8.01.2011

Faux Wood Backsplash Reveal


Detail of painted backsplash.   





Before:  Plain drywall "back splash."

For this Metamorphosis Monday with Susan at Between Naps on the Porch  (here), I wanted to share my recent faux wood back splash project.  More details about my inspiration are (here) at this former post.  But for a quick review, here is the original inspiration photo from Pinterest:

But to recap, basically I wanted to replicate the look of reclaimed wood.  As you can see in the after photo before, I thought that the different tones would tie together the natural cherry cabinets (not as dark as they look in the photos), the vintage fabric in the glass front cabinets, and the dark countertops, as well as fitting the asthetics of my 1930s cottage/bungalow.
Back splash after.  I resisted the urge to overstyle and decided to show cluttered counter as it really exists for truth in blogging.
I started project by laying out boards, using a pencil and level.  I used pencil because I wanted the dark line to help suggest the shadow line between boards.   I based the proportion of boards on the 4" granite lip, as well as the traditional size of real boards used in this application.  I did vary the sizes from 3" to 6" to give the illusion of random boards.  In a faux finish like this, imprecision actually helps the illusion.  I further decided to give a border around the "board" over the sink to highlight the area and give interest, as this is the first thing you see when walking into kitchen.
Above, I've started laying in color.  I wanted to primarily use light greens and aquas to tie together my pale avocado walls and the aqua walls in the adjoining room.  I did want some warm wood tones to peek through to relate to the wood cabinets.  In some cases, I actually finished the "boards" to look like wood before layering paint over them for that weathered peeling paint look.  I also added grain lines with a rocking roller tool.
  
Here is the completed back splash topped with a tinted polyureathane for durability.  The slight tint (golden oak) helps give the illusion of age .
I ran the boards hoizontally over the stove to give interest and also help with the illusion of using actual reclaimed material:  when using such materials, usually you have to adapt because of limited quanity.
The beautiful plates were a gift from Visual Vamp, Valorie Hart.

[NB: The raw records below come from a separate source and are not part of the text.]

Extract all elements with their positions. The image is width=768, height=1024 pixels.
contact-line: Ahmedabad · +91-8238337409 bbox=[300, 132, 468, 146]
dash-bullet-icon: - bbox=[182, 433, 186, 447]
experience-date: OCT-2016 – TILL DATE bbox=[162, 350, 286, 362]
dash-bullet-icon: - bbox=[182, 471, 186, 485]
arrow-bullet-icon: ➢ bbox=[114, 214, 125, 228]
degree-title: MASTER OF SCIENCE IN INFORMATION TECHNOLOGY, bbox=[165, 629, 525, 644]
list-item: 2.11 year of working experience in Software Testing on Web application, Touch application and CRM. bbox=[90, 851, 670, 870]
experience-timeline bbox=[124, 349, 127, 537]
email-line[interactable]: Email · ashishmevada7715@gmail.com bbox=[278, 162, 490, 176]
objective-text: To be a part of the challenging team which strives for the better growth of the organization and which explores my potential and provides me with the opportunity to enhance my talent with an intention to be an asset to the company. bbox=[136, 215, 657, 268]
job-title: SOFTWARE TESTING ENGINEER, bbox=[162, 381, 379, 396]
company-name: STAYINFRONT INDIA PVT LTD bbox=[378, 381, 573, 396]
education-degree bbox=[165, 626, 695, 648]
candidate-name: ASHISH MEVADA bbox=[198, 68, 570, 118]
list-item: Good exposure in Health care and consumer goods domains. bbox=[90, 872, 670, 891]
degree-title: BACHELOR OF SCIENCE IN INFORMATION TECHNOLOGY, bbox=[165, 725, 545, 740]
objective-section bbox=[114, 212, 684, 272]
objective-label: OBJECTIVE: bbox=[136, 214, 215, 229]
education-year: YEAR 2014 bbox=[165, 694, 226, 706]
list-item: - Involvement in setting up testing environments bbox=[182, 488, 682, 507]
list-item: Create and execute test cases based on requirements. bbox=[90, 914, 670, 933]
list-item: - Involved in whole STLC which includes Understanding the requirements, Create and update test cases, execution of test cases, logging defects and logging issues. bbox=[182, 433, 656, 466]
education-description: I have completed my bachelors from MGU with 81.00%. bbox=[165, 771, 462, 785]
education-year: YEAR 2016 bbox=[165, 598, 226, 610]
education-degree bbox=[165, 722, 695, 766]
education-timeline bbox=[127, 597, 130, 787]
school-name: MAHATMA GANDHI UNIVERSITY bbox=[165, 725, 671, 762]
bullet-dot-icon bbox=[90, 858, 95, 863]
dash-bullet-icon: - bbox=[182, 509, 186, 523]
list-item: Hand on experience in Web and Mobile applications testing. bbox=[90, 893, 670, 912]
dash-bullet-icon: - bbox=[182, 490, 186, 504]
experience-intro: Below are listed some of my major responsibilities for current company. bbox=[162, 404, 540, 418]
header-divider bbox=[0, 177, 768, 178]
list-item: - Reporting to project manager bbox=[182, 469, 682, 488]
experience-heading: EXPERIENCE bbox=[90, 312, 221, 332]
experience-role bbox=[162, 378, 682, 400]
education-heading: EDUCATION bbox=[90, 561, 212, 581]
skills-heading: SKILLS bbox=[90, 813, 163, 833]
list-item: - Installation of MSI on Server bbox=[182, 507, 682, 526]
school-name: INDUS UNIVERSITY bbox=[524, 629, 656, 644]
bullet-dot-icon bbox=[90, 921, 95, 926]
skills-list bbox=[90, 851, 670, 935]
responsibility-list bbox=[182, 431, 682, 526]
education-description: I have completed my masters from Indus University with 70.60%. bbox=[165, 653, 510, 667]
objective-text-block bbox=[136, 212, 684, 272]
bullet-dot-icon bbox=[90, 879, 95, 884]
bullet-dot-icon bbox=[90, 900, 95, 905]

And now the fun part:  accessories.  All along, I wanted the back splash to provide a good background for these beautiful Majolica plates that work well with my green walls.  If they look familiar, it's because they used to grace the before kitchen of the fabulous Visual Vamp:
A beautiful plate, crocks to hold utensils, and a vintage lamp:  what more does any cottage kitchen need?

After 4+ years of no backsplash, I've very happy with how this turned out, especially since I was able to complete the project with very little money---I already had most of the needed paints and supplies.  I'm also glad I waited until I found the perfection solution.


6 comments:

greenwords said...

Looks absolutely fabulous. Totally worth waiting all that time to decide what to do!

Valorie Hart - The Visual Vamp said...

Genius! As usual! The plates look perfect in your house!!!! xo xo

h. m. settoon said...

@ valorie--thank you so much for the majolica --- i love them. you'll have to stop by one night after your tango lesson.

P.Gaye Tapp at Little Augury said...

this is great looking! I love the continuity-yet the added ambiance it creates. fantastic work and idea. and the majolica makes it! pgt

Anonymous said...

It is a beautiful back-splash. You made it look doable. I just spent 6+ hours at the bar with my nine year old daughter painting practice "boards". on foam board. We came up with some interesting looks. It does not at all resemble yours. We are painting her floor and she wanted the look of the faux wood. Any advice? Apparently its the base color,we tried a few, and the aged look we are missing.

h. m. settoon said...

anon, send me an e-mail with some pics and maybe I can advise you. To get the "wood tone" boards before putting on the colors with a trowel, I used Sherwin Williams paint color "mannered gold" with thin layers of golden oak and dark walnut minwax stain.